Demografiefeste Pflege nur mit dualem Versicherungssystem

Das Wissenschaftliche Institut des Verbandes der privaten Krankenversicherung (WIP) hat in einer neuen Studie festgestellt: Eine Zusammenlegung von gesetzlicher und privater Pflegeversicherung bietet keine effektive Lösung zur Bewältigung des Demografie-Problems in der Pflege.

Die deutsche Gesellschaft altert. Allein bis 2035 wird die Zahl der Personen im Alter ab 67 Jahren zwischen 2020 und 2035 um 22% von 16 Millionen auf voraussichtlich 20 Millionen steigen, wie das Statistische Bundesamt nach Ergebnissen der mittelfristigen Bevölkerungsvorausberechnung mitteilt. Diese Dynamik macht auch vor den Sozialversicherungen nicht Halt. Gerade im Pflegebereich wird die Anzahl pflegebedürftiger Menschen in den kommenden Jahren sprunghaft ansteigen. Erhebliche Kostensteigerungen verbunden mit erhöhten Beitragssätzen bzw. staatlichen Ausgleichszahlungen sind damit vorprogrammiert. Doch wie kann diese demografische Herausforderung am besten bewältigt werden? Dieser wichtigen Zukunftsfrage widmet sich eine Studie des wissenschaftlichen Instituts des PKV-Verbandes. Darin kommen die Forscher zum Ergebnis, dass eine Einheitsversicherung bzw. Ausgleichszahlungen zwischen gesetzlichem und privatem System die demografischen Herausforderungen eher verschärfen werden. Die Studie erteilt damit politischen Erwägungen über die Einführung einer Pflegebürgerversicherung erneut eine klare Absage, was sich sich ja nun auch im politischen Berlin nach Lesart der Sondierungsergebnisse andeutet.

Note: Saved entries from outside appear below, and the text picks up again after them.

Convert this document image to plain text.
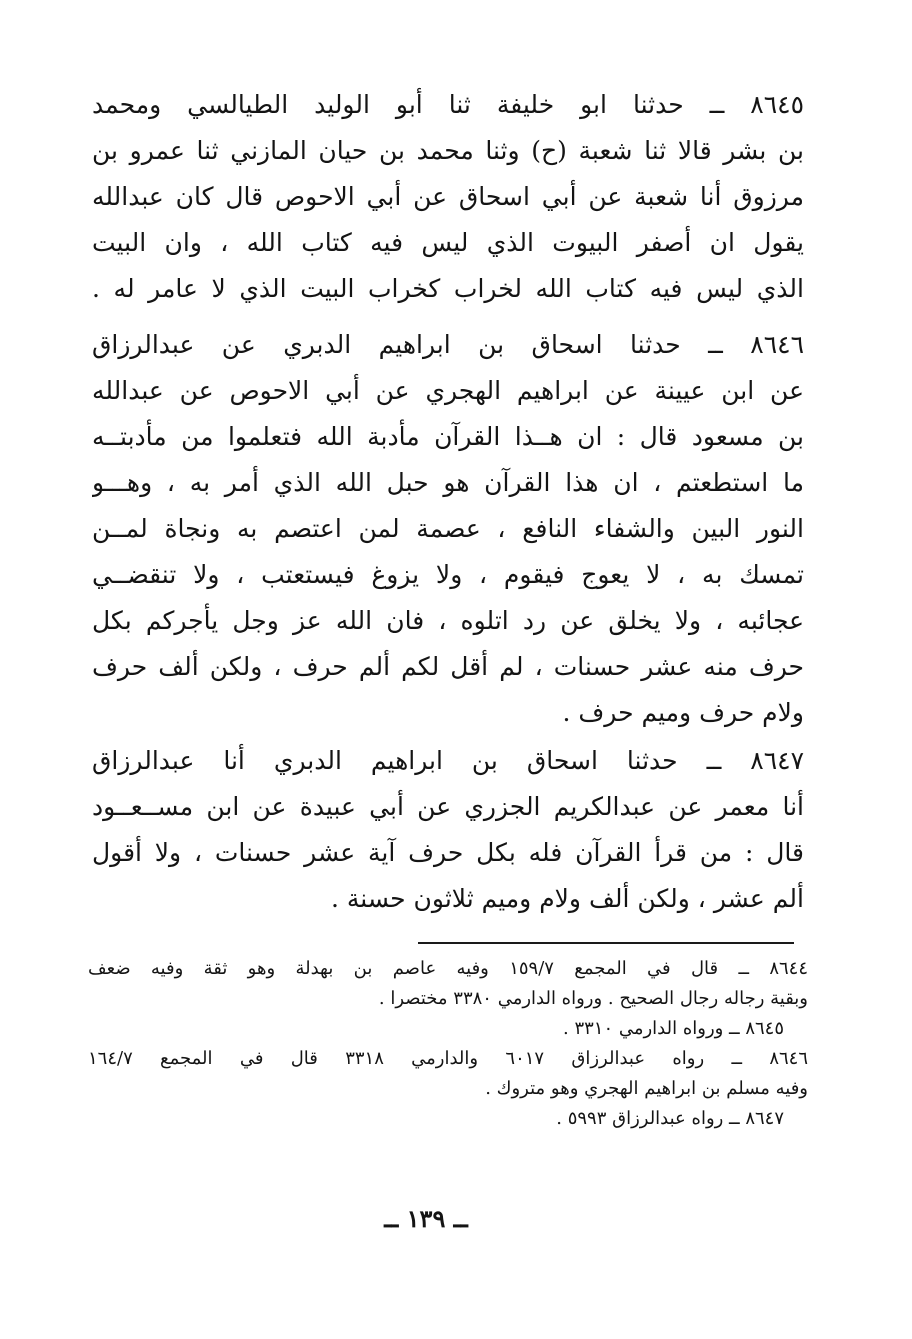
٨٦٤٥ ــ حدثنا ابو خليفة ثنا أبو الوليد الطيالسي ومحمد
بن بشر قالا ثنا شعبة (ح) وثنا محمد بن حيان المازني ثنا عمرو بن
مرزوق أنا شعبة عن أبي اسحاق عن أبي الاحوص قال كان عبدالله
يقول ان أصفر البيوت الذي ليس فيه كتاب الله ، وان البيت
الذي ليس فيه كتاب الله لخراب كخراب البيت الذي لا عامر له .
٨٦٤٦ ــ حدثنا اسحاق بن ابراهيم الدبري عن عبدالرزاق
عن ابن عيينة عن ابراهيم الهجري عن أبي الاحوص عن عبدالله
بن مسعود قال : ان هــذا القرآن مأدبة الله فتعلموا من مأدبتــه
ما استطعتم ، ان هذا القرآن هو حبل الله الذي أمر به ، وهـــو
النور البين والشفاء النافع ، عصمة لمن اعتصم به ونجاة لمــن
تمسك به ، لا يعوج فيقوم ، ولا يزوغ فيستعتب ، ولا تنقضــي
عجائبه ، ولا يخلق عن رد اتلوه ، فان الله عز وجل يأجركم بكل
حرف منه عشر حسنات ، لم أقل لكم ألم حرف ، ولكن ألف حرف
ولام حرف وميم حرف .
٨٦٤٧ ــ حدثنا اسحاق بن ابراهيم الدبري أنا عبدالرزاق
أنا معمر عن عبدالكريم الجزري عن أبي عبيدة عن ابن مســعــود
قال : من قرأ القرآن فله بكل حرف آية عشر حسنات ، ولا أقول
ألم عشر ، ولكن ألف ولام وميم ثلاثون حسنة .
٨٦٤٤ ــ قال في المجمع ١٥٩/٧ وفيه عاصم بن بهدلة وهو ثقة وفيه ضعف
وبقية رجاله رجال الصحيح . ورواه الدارمي ٣٣٨٠ مختصرا .
٨٦٤٥ ــ ورواه الدارمي ٣٣١٠ .
٨٦٤٦ ــ رواه عبدالرزاق ٦٠١٧ والدارمي ٣٣١٨ قال في المجمع ١٦٤/٧
وفيه مسلم بن ابراهيم الهجري وهو متروك .
٨٦٤٧ ــ رواه عبدالرزاق ٥٩٩٣ .
ــ ١٣٩ ــ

Abweichende Dynamik bei der Alterung der Versicherten

Der Vergleich der Versichertengemeinschaften zwischen gesetzlicher (GPV) und privater Pflegeversicherung (PPV) zeigt, dass derzeit die Jahrgänge ab etwa 80 Jahren mit einem hohen Pflegebedürftigkeitsrisiko in der GPV anteilig stärker vertreten sind als in der PPV. Die Altersstruktur der PPV ist dagegen stark von den Geburtsjahrgängen 1942 bis 1977 geprägt, wie untenstehende Grafik aus der Studie aufschlüsselt. Entsprechend sind diese Jahrgänge in der PPV anteilig stärker besetzt als in der GPV. Gemessen am jeweiligen Gesamtbestand der Versicherten machen diese Jahrgänge 54,4% in der PPV und 44,7% in der GPV aus.

Demographiefeste Pflege nur mit dualem Versicherungssystem

Dieser Umstand, verbunden mit der überdurchschnittlich hohen Lebenserwartung der PPV-Versicherten und den gesetzlichen Reglementierungen beim Neuzugang, sorgt dafür, dass sich die Bestandsstruktur bei den Versicherten zu Ungunsten der PPV verschieben wird. Eine Abschätzung der künftigen Pflegebedürftigen bis 2030 kommt daher auf einen Zuwachs in der PPV von 74% und in der GPV von lediglich 13%. Die Versichertengemeinschaft der PPV altert also deutlich schneller als die der GPV. Das bedeutet: Die Risikostruktur der PPV-Versicherten verschlechtert sich, die Kosten je PPV-Versicherten werden ansteigen.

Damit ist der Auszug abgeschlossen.